Pas étonnant qu'elle ait autant souffert !

Tuoba Heyan lui caressa doucement les cheveux. « Je vais parfaitement bien, n'est-ce pas ? »

Très bien, il sera remplaçant cette fois-ci. Lui, Tuoba Heyan, peut bien supporter ça pour elle !

« Je t'ai dit : si tu ne m'abandonnes pas, je ne t'abandonnerai pas. Si tu meurs, je te suivrai. Comment as-tu pu me laisser tomber pendant trois ans, trois ans, ah ! » Ji Wushang étala ses larmes et ses morves sur le corps de Tuoba Heyan.

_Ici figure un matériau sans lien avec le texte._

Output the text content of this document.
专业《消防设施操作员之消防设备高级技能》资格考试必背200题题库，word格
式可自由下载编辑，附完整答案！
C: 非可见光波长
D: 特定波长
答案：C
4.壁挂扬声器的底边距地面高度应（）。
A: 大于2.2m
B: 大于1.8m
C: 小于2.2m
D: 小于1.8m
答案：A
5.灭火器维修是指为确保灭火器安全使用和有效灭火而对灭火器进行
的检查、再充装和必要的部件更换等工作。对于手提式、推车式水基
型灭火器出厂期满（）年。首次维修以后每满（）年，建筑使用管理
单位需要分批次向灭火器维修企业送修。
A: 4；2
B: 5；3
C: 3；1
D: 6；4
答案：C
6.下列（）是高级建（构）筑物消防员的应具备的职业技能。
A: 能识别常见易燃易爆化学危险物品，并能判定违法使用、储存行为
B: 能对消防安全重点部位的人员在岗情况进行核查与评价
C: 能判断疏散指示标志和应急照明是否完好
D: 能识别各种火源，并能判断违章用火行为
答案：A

Tuoba Heyan tremblait de tous ses membres. C'était comme s'il l'avait vraiment entendue prononcer ces mots. Était-ce bien elle ?

« Je ne t'ai pas abandonné », a déclaré Tuoba Heyan immédiatement après, « Tu ne peux pas me quitter ! »

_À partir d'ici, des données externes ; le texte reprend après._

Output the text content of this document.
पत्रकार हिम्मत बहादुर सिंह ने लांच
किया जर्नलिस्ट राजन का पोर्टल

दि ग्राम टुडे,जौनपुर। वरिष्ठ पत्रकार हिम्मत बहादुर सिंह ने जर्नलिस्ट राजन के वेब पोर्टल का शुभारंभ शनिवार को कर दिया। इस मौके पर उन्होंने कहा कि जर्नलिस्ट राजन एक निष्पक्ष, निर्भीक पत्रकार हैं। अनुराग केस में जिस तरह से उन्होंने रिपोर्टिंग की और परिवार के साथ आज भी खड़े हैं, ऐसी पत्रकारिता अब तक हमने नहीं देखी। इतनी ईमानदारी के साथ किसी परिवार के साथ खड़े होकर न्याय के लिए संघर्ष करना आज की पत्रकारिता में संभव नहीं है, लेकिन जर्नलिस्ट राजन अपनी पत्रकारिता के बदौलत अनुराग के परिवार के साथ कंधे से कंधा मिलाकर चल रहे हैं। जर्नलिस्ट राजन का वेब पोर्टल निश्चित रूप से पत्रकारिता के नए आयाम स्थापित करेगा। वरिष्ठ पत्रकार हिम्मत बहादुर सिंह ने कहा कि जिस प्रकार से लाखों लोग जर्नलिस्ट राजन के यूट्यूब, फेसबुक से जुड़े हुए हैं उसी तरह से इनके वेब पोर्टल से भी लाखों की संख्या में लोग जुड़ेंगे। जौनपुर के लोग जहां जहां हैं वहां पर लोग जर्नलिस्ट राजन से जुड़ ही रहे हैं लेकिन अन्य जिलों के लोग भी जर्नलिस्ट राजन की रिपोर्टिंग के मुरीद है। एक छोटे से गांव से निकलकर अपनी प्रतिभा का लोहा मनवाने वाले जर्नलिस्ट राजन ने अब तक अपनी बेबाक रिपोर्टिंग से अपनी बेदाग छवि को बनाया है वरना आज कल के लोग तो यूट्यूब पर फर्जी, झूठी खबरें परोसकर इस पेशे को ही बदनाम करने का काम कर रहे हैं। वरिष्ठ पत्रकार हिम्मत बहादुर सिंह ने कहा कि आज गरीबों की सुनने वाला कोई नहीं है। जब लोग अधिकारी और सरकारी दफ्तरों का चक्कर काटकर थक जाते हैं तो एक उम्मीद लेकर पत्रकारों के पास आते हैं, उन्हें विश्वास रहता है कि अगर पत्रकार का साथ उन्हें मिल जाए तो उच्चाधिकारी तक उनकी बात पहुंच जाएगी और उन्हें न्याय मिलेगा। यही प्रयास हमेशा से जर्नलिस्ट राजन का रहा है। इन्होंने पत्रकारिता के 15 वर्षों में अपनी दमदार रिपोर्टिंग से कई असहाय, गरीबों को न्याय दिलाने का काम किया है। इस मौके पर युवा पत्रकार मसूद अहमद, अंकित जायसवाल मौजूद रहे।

"Waaah !" s'écria Ji Wushang, et Tuoba Heyan la regarda, couvrant finalement ses lèvres des siennes, écartant doucement ses dents, puis remuant son nectar.

.

☆、312 Ce soir, moi, le Roi, je viendrai vous voir à nouveau.

Ji Wushang sanglotait, mais elle était encore parfaitement consciente. Elle le repoussa en disant : « Waaah... non ! »

Tuoba Heyan la lâcha, puis la serra fort dans ses bras, d'un ton inhabituellement doux : « Si tu n'en veux pas, alors n'en veux pas. Tu pourras l'avoir plus tard. »

Ji Wushang était stupéfaite. Elle regarda Tuoba Heyan. C'étaient les mots prononcés par Nan Xuzong. Il était de retour. Son Nan Xuzong était de retour, n'est-ce pas ?

« Cong… » s’écria-t-elle, les larmes ruisselant à nouveau sur ses joues tandis qu’elle se blottissait dans ses bras. Tuoba Heyan resta un instant stupéfait, se disant : « Laisse tomber, laisse tomber », et lui tapota doucement le dos, impuissant. « D’accord, d’accord, rentrons d’abord, d’accord ? L’air ici n’est pas bon pour sa santé. »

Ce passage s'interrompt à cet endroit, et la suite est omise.